Australian investor appetite cooled markedly in the first quarter of 2022, according to the quarterly Fund Flow Index from Calastone, the largest global funds network. Following record inflows to managed equity funds in 2021, the value of new cash investors committed between January and March 2022 plunged to A$1.2bn, down by more than two thirds from a quarterly average of A$3.8bn last year.
The year began poorly. Inflows in January fell by almost more than two fifths to A$581m compared to December 2021 as global stock markets sank in the face of rising bond yields, pushed higher by soaring inflation in many economies. February was the weakest month of the quarter, with inflows falling to just A$25m, the worst month since June 2020. But inflows rebounded in March, jumping back to A$592m.
Even though inflows in March remained below the monthly average of the last couple of years, Australians remained relatively more positive on domestic equities.
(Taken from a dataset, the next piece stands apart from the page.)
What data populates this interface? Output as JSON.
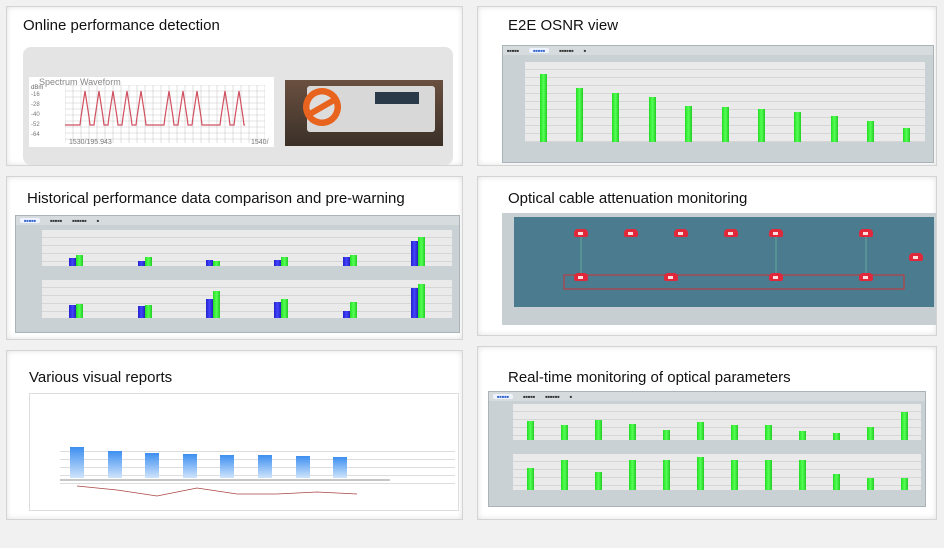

On average over the last three years, Australians have devoted one third of their newly invested cash to managed funds that invest solely in Australian equities. In Q1 2022, this proportion jumped to 78%. Australia-focused funds enjoyed inflows of A$931m (down by 25% compared to Q4 2021), while those investing overseas took in $327m, down 80% compared to Q4 2021.
Calastone looked at how buying and selling activity evolved as well as the net figures. In the first quarter buying of funds investing overseas dropped by almost a quarter compared to the previous 12-month average while selling rose by one eighth. By contrast, the drop in buying of Australian-focused was less – falling by one fifth, but crucially selling fell by a similar proportion too, leaving a much more positive net outcome.
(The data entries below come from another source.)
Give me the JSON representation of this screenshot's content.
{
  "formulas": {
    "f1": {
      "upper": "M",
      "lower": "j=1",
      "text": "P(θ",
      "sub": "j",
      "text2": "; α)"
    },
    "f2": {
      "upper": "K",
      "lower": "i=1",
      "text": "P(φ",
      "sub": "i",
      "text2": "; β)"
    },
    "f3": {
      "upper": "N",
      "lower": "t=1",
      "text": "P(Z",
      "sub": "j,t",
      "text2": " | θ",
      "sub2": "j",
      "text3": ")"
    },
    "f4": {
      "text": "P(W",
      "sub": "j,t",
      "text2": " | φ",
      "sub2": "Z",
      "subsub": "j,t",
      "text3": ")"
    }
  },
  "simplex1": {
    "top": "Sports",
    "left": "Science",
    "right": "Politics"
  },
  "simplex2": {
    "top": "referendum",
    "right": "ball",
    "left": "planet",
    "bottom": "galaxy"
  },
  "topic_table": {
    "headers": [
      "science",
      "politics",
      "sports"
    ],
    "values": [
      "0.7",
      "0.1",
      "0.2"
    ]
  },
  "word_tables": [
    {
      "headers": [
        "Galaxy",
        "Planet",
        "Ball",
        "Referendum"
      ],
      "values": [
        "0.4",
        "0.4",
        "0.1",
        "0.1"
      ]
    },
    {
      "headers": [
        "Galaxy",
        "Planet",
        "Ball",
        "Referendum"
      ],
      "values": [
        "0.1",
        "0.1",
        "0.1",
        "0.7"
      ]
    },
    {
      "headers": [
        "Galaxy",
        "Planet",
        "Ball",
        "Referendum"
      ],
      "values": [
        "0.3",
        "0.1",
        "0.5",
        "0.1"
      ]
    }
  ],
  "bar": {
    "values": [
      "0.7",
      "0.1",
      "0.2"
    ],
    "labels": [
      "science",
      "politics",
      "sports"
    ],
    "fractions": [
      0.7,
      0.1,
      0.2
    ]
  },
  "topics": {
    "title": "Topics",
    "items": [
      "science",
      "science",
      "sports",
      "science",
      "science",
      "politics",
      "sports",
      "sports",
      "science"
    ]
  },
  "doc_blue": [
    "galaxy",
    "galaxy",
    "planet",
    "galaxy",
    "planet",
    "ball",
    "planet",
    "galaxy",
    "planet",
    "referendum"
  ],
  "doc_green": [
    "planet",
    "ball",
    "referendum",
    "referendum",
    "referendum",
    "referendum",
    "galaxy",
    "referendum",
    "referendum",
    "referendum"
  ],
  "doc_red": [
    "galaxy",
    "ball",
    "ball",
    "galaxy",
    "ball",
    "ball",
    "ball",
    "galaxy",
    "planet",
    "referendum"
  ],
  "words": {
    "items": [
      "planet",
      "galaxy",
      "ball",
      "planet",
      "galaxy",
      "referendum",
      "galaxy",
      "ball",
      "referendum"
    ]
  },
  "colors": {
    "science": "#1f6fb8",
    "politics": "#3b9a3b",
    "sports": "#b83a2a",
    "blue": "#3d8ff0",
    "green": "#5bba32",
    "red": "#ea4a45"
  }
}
Calastone also noted that inflows to ESG equity funds exceeded those to non-ESG equity funds for the first time in the first quarter – A$746m compared to $452m.
Teresa Walker, Managing Director of Australia and New Zealand at Calastone provided this interpretation of the figures: “Risk appetite globally has fallen during the first quarter as worries for the world economy and inflation have been compounded by the chilling economic effects of Russia’s attack on Ukraine. This explains why inflows to equity funds have fallen. But the much smaller decline in inflows to Australian-focused equity funds reflects the strong commodity bias on the ASX. Share prices for Australia’s mining giants have soared during the quarter as sanctions on Russia have pushed up the price of ores and energy, providing a measure of protection for Australian funds not afforded to US tech giants, for example, which dominate global equity portfolios and whose share prices have been severely impacted this year by higher bond yields.”
Among all other asset classes, inflows fell too. Fixed income funds saw the biggest drop. Investors added just A$60m to fixed income funds between January and March and became progressively more negative on the asset class as the quarter progressed. Having added A$177m in January (already the worst month for fixed income net inflows since May 2020), inflows sank further to A$56m in February before turning negative in March. Investors pulled A$173m from bond funds last month, the first time Calastone has seen outflows from the category since the convulsions that rocked global credit markets in the early weeks of the pandemic. Selling activity rose modestly among bond investors, but most of the drop in inflows reflected buyers steering clear of the category.
Real estate funds saw inflows fall to A$161m in the first quarter, down from a quarterly average of A$480m in 2021. The fall was driven by a reduction of buying activity rather than an increase in selling, which Calastone’s figures show has remained very stable each month over the last year.
Mixed asset managed funds also saw much lower net inflows. February and March were the two worst months for the category since late 2020.
Teresa Walker, managing director of Australia and New Zealand at Calastone added: “Fixed income might normally be considered a safer haven in times of risk for equity markets, but the inflation shock associated with war-fuelled energy prices has compounded inflationary pressures already affecting the whole world. Even though inflation is much less of a problem in Australia than in other developed economies at the moment, it is stalking credit markets in 2022 – and hence fixed income funds which tend to invest across sovereign and corporate debt worldwide. This is making investors wary of bond funds.
“Commercial real estate has in the past proved a good hedge against inflation because rental prices rise over time. All other things being equal this should make it a relative safe haven in the current climate. Australia’s relatively low inflation means the problem is less salient in this country than in some others. The drop in inflows may therefore reflect the overall reduction in risk appetite among investors in 2022 rather than singling out real estate in particular. This is evidenced by the increased reluctance to buy rather than any fear-induced increase in selling.”